There are some visible problems in the expansion of technical education, such as the acute crisis of teachers in polytechnics. If we want to make technical education more dynamic, we would have to utilize the skills and talents of experienced teachers.

Also, most of the equipment in the labs are completely unused. As a result, practice-based technical education has become class dependent, just like general education.

The process has to be made more accountable for the purchase of quality modern equipment, including the refurbishing of old equipment. 

We need to re-evaluate how much vocational training is benefiting countries such as Singapore, India, and China.

Most teachers need to emphasize subject-based training. 

Due to an increase in the number of seats, steps should be taken to expand the development of polytechnics in order to eliminate the classroom crisis, to build new academic spaces, administrative buildings, quarters, hostels, playgrounds, and other facilities. 

Technical education will not be developed merely by increasing student enrollment.

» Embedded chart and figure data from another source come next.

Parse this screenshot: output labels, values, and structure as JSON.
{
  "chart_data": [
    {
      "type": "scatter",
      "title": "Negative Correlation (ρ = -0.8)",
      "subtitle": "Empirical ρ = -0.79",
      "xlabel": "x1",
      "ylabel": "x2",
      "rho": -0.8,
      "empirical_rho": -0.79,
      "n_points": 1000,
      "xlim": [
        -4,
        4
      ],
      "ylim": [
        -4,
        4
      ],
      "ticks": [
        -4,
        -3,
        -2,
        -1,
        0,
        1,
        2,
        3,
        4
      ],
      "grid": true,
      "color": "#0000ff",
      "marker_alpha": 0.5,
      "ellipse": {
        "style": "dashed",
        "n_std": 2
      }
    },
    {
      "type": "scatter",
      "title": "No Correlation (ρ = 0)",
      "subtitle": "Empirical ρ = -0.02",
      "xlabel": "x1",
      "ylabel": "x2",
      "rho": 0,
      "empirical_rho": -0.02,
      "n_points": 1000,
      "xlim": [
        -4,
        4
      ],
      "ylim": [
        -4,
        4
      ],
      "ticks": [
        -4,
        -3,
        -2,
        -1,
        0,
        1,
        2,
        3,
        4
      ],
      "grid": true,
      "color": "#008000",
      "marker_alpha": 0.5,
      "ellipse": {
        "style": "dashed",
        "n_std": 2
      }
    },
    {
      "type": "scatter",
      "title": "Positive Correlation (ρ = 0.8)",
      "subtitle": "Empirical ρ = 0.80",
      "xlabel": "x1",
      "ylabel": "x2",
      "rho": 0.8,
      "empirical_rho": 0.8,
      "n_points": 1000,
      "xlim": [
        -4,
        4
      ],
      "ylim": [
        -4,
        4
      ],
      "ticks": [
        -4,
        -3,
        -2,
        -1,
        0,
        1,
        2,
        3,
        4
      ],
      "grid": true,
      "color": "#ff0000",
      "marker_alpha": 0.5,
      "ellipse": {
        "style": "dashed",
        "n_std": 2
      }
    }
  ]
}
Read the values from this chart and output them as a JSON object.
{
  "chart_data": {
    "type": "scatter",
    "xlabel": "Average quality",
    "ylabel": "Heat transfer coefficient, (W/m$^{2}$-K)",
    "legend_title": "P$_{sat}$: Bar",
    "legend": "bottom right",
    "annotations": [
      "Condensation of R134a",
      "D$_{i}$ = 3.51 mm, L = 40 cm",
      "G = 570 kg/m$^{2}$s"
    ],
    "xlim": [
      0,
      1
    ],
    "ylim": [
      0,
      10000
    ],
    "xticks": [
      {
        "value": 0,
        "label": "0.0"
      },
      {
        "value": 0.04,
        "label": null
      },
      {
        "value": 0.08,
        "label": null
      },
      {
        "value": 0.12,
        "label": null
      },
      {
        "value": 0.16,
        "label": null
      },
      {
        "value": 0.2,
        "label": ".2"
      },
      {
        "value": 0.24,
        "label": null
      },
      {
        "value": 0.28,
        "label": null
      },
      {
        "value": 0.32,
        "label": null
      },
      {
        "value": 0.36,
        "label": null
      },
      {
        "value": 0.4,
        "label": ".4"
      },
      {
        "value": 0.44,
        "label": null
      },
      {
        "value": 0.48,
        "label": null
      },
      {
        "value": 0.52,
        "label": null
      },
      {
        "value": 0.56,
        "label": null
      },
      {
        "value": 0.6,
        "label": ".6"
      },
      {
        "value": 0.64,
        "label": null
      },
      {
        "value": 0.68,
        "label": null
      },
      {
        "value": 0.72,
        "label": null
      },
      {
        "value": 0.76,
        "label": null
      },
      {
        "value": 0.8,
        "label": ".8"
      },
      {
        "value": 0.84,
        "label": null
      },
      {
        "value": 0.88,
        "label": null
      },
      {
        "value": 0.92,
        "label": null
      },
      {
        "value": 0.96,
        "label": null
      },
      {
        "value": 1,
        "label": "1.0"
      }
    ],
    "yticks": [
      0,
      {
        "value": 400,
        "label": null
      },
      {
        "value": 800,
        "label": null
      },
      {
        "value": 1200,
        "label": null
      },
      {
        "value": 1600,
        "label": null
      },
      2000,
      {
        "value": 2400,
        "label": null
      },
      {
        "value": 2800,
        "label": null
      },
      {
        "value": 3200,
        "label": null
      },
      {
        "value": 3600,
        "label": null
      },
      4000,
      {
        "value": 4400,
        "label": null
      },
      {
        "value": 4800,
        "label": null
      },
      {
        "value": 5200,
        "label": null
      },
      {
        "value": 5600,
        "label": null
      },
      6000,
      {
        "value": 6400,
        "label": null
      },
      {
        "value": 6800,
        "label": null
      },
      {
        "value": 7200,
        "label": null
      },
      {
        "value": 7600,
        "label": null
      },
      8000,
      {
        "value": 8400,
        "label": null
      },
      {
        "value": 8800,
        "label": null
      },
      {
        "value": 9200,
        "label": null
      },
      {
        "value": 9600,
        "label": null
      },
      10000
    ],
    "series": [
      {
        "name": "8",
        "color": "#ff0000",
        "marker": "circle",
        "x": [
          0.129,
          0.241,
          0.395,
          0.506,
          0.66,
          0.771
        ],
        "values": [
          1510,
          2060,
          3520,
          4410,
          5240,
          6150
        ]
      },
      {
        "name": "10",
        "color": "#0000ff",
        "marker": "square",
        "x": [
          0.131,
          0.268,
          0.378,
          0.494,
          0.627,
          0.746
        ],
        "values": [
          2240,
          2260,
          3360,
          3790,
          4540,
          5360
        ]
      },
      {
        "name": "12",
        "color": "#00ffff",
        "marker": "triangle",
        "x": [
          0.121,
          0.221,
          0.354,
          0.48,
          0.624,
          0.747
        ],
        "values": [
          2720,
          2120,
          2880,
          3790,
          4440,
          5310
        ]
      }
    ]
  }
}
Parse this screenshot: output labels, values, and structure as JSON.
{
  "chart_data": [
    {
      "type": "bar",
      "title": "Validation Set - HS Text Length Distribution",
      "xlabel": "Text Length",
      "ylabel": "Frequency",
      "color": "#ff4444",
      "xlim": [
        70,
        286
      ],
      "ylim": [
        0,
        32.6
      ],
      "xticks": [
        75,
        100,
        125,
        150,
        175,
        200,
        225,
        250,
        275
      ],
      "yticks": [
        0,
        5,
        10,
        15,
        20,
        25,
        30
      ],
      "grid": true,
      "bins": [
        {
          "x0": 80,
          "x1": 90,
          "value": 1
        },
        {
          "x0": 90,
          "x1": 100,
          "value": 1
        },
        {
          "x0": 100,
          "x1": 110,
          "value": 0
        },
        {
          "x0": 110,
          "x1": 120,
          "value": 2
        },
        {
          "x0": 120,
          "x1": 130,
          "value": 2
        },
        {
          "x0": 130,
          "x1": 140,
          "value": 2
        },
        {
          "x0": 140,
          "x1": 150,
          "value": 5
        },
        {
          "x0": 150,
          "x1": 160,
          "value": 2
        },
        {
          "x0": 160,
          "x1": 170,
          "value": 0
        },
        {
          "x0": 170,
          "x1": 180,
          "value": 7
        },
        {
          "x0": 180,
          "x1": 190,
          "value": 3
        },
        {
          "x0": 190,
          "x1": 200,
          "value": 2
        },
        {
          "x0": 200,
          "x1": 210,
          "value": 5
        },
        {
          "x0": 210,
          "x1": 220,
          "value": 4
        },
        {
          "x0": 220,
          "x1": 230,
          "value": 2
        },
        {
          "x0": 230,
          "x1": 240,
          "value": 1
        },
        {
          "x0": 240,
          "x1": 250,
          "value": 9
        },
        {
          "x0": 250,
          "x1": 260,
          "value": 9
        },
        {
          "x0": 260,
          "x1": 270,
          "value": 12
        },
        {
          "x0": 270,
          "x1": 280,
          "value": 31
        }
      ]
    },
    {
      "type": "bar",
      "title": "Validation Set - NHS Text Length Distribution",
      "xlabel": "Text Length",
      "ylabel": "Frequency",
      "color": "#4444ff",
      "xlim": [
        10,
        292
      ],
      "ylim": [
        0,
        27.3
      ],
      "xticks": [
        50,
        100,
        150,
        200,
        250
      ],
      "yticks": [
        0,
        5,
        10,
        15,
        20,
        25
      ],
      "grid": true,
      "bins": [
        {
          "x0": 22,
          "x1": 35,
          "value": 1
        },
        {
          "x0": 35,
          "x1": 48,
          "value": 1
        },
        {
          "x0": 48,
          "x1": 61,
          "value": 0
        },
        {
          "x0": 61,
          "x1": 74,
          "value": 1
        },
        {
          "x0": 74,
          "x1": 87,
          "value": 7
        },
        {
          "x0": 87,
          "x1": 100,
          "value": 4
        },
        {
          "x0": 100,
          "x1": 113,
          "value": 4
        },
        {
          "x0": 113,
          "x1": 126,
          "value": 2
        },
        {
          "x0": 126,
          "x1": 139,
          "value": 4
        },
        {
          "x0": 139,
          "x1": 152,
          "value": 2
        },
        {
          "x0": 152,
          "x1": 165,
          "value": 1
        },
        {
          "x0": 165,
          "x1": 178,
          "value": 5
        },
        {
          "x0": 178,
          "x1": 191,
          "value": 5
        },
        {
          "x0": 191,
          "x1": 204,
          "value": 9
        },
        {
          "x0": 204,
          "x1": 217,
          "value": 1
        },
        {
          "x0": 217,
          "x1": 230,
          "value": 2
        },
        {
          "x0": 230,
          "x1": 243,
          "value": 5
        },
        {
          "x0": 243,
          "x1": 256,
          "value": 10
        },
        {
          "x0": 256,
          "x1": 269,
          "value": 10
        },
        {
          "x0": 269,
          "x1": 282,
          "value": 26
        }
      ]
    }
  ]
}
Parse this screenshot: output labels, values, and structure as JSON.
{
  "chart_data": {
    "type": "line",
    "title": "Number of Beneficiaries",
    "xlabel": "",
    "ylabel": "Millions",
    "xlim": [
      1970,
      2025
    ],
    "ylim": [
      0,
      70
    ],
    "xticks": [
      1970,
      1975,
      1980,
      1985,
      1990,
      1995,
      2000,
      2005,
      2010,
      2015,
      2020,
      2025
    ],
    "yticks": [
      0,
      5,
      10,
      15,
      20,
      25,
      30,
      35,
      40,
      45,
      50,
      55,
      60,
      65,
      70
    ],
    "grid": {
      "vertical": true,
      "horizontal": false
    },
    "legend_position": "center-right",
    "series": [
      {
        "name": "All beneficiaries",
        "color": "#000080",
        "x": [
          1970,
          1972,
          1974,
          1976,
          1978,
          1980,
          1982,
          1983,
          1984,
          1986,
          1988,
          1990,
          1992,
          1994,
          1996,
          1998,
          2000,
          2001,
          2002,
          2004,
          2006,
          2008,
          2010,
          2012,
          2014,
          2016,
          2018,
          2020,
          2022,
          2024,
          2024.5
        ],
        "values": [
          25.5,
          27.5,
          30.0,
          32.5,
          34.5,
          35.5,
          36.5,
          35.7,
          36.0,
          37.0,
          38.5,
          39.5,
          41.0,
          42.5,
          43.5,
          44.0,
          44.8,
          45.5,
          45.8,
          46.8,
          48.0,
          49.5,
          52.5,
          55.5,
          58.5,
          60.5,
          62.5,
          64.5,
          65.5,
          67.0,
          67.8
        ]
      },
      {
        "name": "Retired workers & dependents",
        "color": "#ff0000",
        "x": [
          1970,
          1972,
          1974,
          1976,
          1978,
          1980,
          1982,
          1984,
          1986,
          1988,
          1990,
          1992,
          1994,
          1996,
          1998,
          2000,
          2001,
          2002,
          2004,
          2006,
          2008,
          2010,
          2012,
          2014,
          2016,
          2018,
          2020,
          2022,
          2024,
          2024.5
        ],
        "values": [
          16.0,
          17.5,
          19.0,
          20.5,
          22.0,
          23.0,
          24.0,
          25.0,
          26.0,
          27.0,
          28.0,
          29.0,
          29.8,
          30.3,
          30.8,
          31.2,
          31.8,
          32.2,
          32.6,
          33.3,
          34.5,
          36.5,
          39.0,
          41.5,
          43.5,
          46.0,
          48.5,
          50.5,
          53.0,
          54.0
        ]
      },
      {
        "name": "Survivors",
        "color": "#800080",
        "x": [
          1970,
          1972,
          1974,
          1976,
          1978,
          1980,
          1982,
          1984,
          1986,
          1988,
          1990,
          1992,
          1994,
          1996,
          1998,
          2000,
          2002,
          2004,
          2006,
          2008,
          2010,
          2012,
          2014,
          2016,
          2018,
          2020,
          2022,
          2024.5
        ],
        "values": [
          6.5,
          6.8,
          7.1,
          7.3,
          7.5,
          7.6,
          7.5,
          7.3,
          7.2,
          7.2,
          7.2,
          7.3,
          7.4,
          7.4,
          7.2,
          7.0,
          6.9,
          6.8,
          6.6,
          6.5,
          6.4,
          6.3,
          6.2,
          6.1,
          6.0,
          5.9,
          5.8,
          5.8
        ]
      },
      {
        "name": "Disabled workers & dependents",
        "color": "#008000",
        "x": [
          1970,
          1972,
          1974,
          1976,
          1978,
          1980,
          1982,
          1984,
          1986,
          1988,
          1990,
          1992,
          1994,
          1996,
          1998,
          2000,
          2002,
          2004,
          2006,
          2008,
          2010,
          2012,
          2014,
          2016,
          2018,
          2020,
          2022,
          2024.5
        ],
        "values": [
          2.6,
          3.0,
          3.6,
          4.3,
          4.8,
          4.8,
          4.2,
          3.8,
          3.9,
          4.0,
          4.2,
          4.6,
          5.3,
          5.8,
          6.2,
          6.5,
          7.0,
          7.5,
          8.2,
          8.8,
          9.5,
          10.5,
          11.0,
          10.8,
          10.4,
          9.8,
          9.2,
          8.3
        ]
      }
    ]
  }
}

The standard of the student-teacher ratio should be maintained along the figure of 20:1. Technical education should be monitored throughout effective teaching processes, and modern technology should be introduced in the context of market demand when it comes to technical education.

The curriculum of the Technical Education Board should be reformed and adjusted. Modernization of exam methods and evaluation of results is an urgent need as well. 

If we can solve these problems, Bangladesh could be unemployment-free by emphasizing on technical education, and our economic prosperity can also be maximized further by exporting  skilled manpower abroad. If we continue focusing on vocational training and pay the right amount of attention to the needs and wants of the sector, it stands to truly transform our economy from top to bottom.

Gazi Md Abdur Rashid is a Research Officer in District Education Office of Secondary and Higher Education in Munshiganj.